What we have a this point:
For 1 - there is the the Spark class loader responsible for spark libraries loading
For 2 - there is the Plugin class loader that loads all plugin jars (lib directories)
In addition for point 3 What you need is to load plugin dependencies in dedicated class loaders for each plugin. All those class loaders should inherit the generic plugin class loader
IMO, there is no need to beak the current functionality, removing the clas loader from point 2 I think will break the plugin dependency concept (in plugin.xml you can put a dependency tag and make one plugin to be loaded after a parent plugin)
I am not sure I understand the Container’s purpose of being ‘aware’ of what plugins are installed and what problem is solved by adding the lib directories to the classpath. By doing this, it effectively makes every plugin a runtime dependency of every other, but without the benefit of being able to define the dependecy order as can currently be done. Sure, the container can know what plugins are installed by parsing the plugins directory, but if this is to solve the dependency issue, it is too crude.
IMHO, it seems like the container’s runtime is being polluted with too much knowledge of the Plugins. The container needs to be simply able to parse and load the plugins runtime descriptors and then launch them when appropriate. It should not have a runtime i.e. classpath, awareness. Tomcat container does not have all the webapp classes/libs on its own classpath.
When debugging yesterday, I found the plugin dependency support, which I couldn’t find documented anywhere in the SparkPlug dev guide, but there is a simple solution to that dependency issue rather than having a common class loader that is aware of all libs.
Yesterday, during initializePlugins, after it does the dependency checking, I just then ran through each Plugin (P) again and added all the jar files from the plugin dependency (D) to the PluginClassLoader instance for the Plugin (P), so I have a working solution now that gives the following
-
PluginManager creates a new PluginClassLoader before creating the Plugin class instance. This classloader is used to load and create the Plugin instance, so all classes then created by the Plugin will be automatically loaded by this loader.
-
PublicPlugin is given the class loader instance (if it wants it)
-
PluginClassLoader is populated with URLs in this order
a) plugins/pluginName/classes - directory
b) plugins/pluginName/lib/*.jar
c) plugins/classes
d) plugins/*.jar
e) plugins/Dependency-A/lib/*jar
f) plugins/Dependency-B/lib/*jar
…
So, this would seem to support the class segregation as well as the dependency and should not break anything. One possible improvement is that the PluginManager could have the plugins ‘shared’ directory as a classpath, where at the moment I have added them (c) & (d) to each plugin specific loader.

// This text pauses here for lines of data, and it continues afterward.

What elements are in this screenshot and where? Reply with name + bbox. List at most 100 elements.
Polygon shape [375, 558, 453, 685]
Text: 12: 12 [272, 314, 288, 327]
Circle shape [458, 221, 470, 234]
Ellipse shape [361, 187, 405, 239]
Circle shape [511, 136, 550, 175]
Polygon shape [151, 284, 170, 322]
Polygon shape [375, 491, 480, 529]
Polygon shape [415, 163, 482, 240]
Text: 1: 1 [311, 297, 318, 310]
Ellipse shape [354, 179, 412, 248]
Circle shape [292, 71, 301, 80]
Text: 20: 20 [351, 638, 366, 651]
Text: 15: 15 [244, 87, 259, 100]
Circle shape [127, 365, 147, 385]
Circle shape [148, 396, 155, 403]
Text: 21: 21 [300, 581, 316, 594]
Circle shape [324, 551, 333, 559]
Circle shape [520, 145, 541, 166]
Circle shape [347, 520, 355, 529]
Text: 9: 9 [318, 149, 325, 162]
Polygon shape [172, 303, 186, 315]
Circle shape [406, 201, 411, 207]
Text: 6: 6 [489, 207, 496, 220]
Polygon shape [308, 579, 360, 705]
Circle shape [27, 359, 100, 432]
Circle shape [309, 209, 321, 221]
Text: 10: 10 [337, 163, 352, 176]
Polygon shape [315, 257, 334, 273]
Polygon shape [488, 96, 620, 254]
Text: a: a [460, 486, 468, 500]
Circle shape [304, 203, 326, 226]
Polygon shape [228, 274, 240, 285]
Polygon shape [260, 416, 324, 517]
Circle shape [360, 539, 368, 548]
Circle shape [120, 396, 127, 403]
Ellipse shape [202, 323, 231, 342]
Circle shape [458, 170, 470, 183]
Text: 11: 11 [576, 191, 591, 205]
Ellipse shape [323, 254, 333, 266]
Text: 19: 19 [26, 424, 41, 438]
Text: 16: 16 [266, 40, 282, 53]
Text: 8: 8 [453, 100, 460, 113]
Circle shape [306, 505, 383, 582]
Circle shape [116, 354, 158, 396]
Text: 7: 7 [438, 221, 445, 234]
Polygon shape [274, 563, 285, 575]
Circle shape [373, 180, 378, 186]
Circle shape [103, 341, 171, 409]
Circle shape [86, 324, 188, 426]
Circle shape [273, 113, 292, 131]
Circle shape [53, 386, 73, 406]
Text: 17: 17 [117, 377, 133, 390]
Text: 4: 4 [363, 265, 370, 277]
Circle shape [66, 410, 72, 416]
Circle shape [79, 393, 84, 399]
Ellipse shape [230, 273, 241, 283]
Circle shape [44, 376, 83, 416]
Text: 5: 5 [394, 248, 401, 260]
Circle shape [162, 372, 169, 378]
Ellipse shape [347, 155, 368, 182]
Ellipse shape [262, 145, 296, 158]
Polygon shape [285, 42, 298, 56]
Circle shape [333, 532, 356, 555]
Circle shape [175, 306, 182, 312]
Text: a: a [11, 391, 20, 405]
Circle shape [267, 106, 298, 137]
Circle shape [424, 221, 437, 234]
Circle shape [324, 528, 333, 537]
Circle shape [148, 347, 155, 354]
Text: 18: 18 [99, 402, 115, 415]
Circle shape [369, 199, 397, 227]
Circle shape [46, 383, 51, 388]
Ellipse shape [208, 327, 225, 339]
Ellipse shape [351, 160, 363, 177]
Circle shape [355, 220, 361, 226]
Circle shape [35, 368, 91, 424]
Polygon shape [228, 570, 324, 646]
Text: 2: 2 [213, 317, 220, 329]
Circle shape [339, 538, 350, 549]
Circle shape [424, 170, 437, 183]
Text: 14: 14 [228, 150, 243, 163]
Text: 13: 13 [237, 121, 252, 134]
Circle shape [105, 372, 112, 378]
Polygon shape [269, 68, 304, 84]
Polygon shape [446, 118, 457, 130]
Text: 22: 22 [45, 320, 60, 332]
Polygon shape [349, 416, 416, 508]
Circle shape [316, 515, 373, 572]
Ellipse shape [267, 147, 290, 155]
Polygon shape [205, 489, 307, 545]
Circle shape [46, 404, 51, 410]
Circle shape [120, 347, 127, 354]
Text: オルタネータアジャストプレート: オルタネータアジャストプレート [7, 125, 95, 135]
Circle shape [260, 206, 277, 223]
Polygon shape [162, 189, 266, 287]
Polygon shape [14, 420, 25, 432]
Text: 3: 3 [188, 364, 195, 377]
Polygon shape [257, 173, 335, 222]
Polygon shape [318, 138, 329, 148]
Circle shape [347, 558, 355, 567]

BTW, I noticed also that the addPlugin() method used when downloading a plugin does not handle any dependencies. I am not sure if dependecies are possible from downloaded plugins, but given that the addPlugin() is public, it should take care of dependencies if there are any.
I was looking on how Tomcat class loading takes place: The Overview Diagram:
http://www.jajakarta.org/tomcat/tomcat3.2-4.0/tomcat-4.0b5/src/catalina/docs/dev /classloaders.html
The plugin class loader created by spark (point 2) is somehow similar with “Shared” class loader from above diagram. What is missing right now are class loaders below Shared
That link is for Tomcat 3.2.4/4, which is 10 years old - I was working with Tomcat classloader issues in 2001 where they had similar problems - I even found one of my old messages about log4j problems . Current Tomcat dev is 7 (also 6), but the classloaders hierarchy is similar - Apache Tomcat 7 (7.0.109) - Class Loader HOW-TO but has developed since then,
If you like, I can upload a patch so you can see where I am going with this.